Remembering the Old Los Angeles Trolley Lines

I received an email from Robert L. Davis, a longtime Angeleno who remembers the original Pacific Electric streetcar lines from his boyhood. He grew up near the old Monrovia line, which shared the Pasadena lines as far as South Pasadena and San Marino. The old line is defunct and now filling up with housing units. Here is an edited, abridged version of his recollections:

I grew up on Fifth Ave. in Monrovia, on the north side of the Pacific Electric (PE) right-of-way. From the time I was old enough to notice, to the sad days in 1952 when the track and trolley wire were ripped out, PE was part of my life. Typical weekday service was a car every half-hour to Monrovia, with every other car continuing to Glendora. Rush hours would see two and three car trains running on ten or fifteen minute headways. Add to this a daily freight train, a daily “box motor”, and assorted work cars, and there was a lot to watch.

Two PE "home-brew" cars (built in Torrance in 1925) and the big brown tower car (built in Los Angeles in 1915) with the author running it.

Two PE “home-brew” cars (built in Torrance in 1925) and the big brown tower car (built in Los Angeles in 1915) with the author running it.

When I was in fourth grade at Monroe School, the westbound freight rumbled past around 1:30 PM on its way to Los Angeles. The City of Monrovia had installed a stop sign at Olive and Mayflower, where the track left street-running and resumed private right-of-way, and I’d hear the hiss of air brakes and the clanking of the train coming to a halt. The head brakeman probably got off to flag the crossing, and the engineer (by this time the electrics had given way to diesel power) would turn on the air-operated bell and start up with more rattling and clanking as the slack pulled out. Whatever was under discussion in class was totally lost to me.

Diesel locomotives started appearing on freights in the late 1940’s. As late as the mid-1970’s, diesels used on former PE lines in Santa Monica, Beverly Hills and West Hollywood had interurban-style whistles, and engineers (some of whom were ex-PE motormen) were forbidden to use regular air horns on the “Westside”. Back in 1968 I decided to check out the Hollywood Midnight Switcher. I found the crew switching on Santa Monica Blvd. After the switching was completed, I followed the unit all the way through Beverly Hills, soaking up the mellow toot of the air whistle and the rumble of wheels on well-worn rails.

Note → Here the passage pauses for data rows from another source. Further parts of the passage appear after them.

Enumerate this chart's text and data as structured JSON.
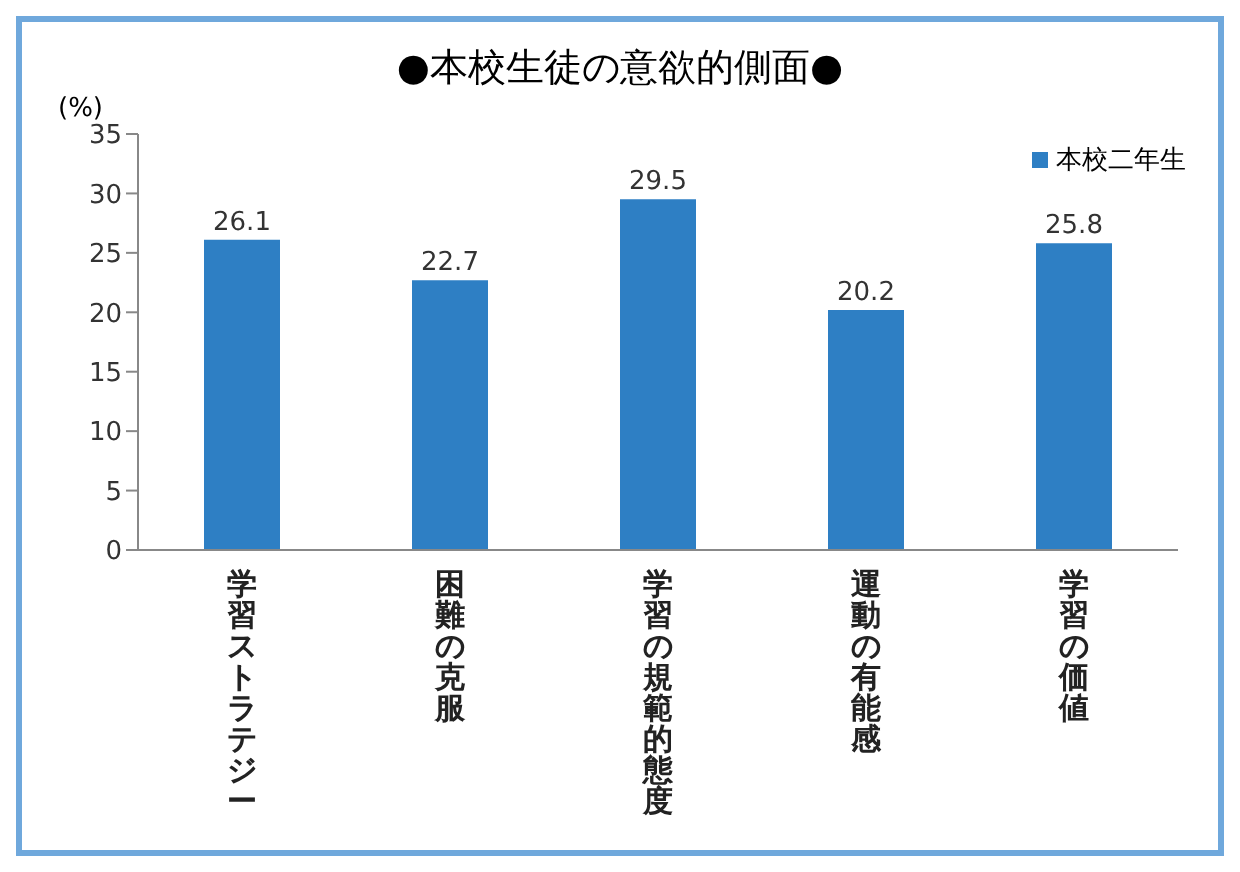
{
  "chart_data": {
    "type": "bar",
    "title": "●本校生徒の意欲的側面●",
    "ylabel": "(%)",
    "categories": [
      "学習ストラテジー",
      "困難の克服",
      "学習の規範的態度",
      "運動の有能感",
      "学習の価値"
    ],
    "series": [
      {
        "name": "本校二年生",
        "color": "#2e7fc4",
        "values": [
          26.1,
          22.7,
          29.5,
          20.2,
          25.8
        ]
      }
    ],
    "ylim": [
      0,
      35
    ],
    "yticks": [
      0,
      5,
      10,
      15,
      20,
      25,
      30,
      35
    ],
    "grid": false,
    "legend": "top right",
    "data_labels": true
  }
}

Pacific Electric’s track through Monrovia was in poor condition and was mostly original 1903 steel. Any plans for retaining rail service past 1951 would have had to include completely rebuilding the track. Construction of the Santa Ana/San Bernardino Freeway past Union Station canceled any hope of that happening by taking PE’s exit from downtown toward the San Gabriel Valley. The idea of building a grade-separated rapid transit line was discussed, but no business or political entity would ante-up the money.

Today the Red Car era lives on, especially during special events, such as “Pacific Electric Weekend,” which has been observed during June in 2006 and 2007 and may become an annual event. Every ex-PE unit that runs comes out for photo ops and (if feasible) passenger service. In addition, visitors to the west side of the Los Angeles Harbor at San Pedro can ride replica Red Cars built under the sponsorship of the L.A. Harbor Department. The cars, which represent PE suburban cars from 1915 or thereabouts, run Friday through Sunday from the Cruise Ship Terminal to 22nd St.

Thirty years ago, if someone had said, “The Long Beach Line, parts of the San Bernardino Line, and a section of the San Fernando Valley Line will reappear,” such predictions would be greeted with “dream on” and “what have you been smoking lately?” Traction fan gatherings would be devoted to slides and movies of long-vanished trolley lines and plans for trips to San Francisco to ride the west coast’s last outpost of streetcar service. Today, between the four Metro Rail electric lines and the seven Metrolink services, it would take a long day to cover even a good percentage of the original Pacific Electric lines.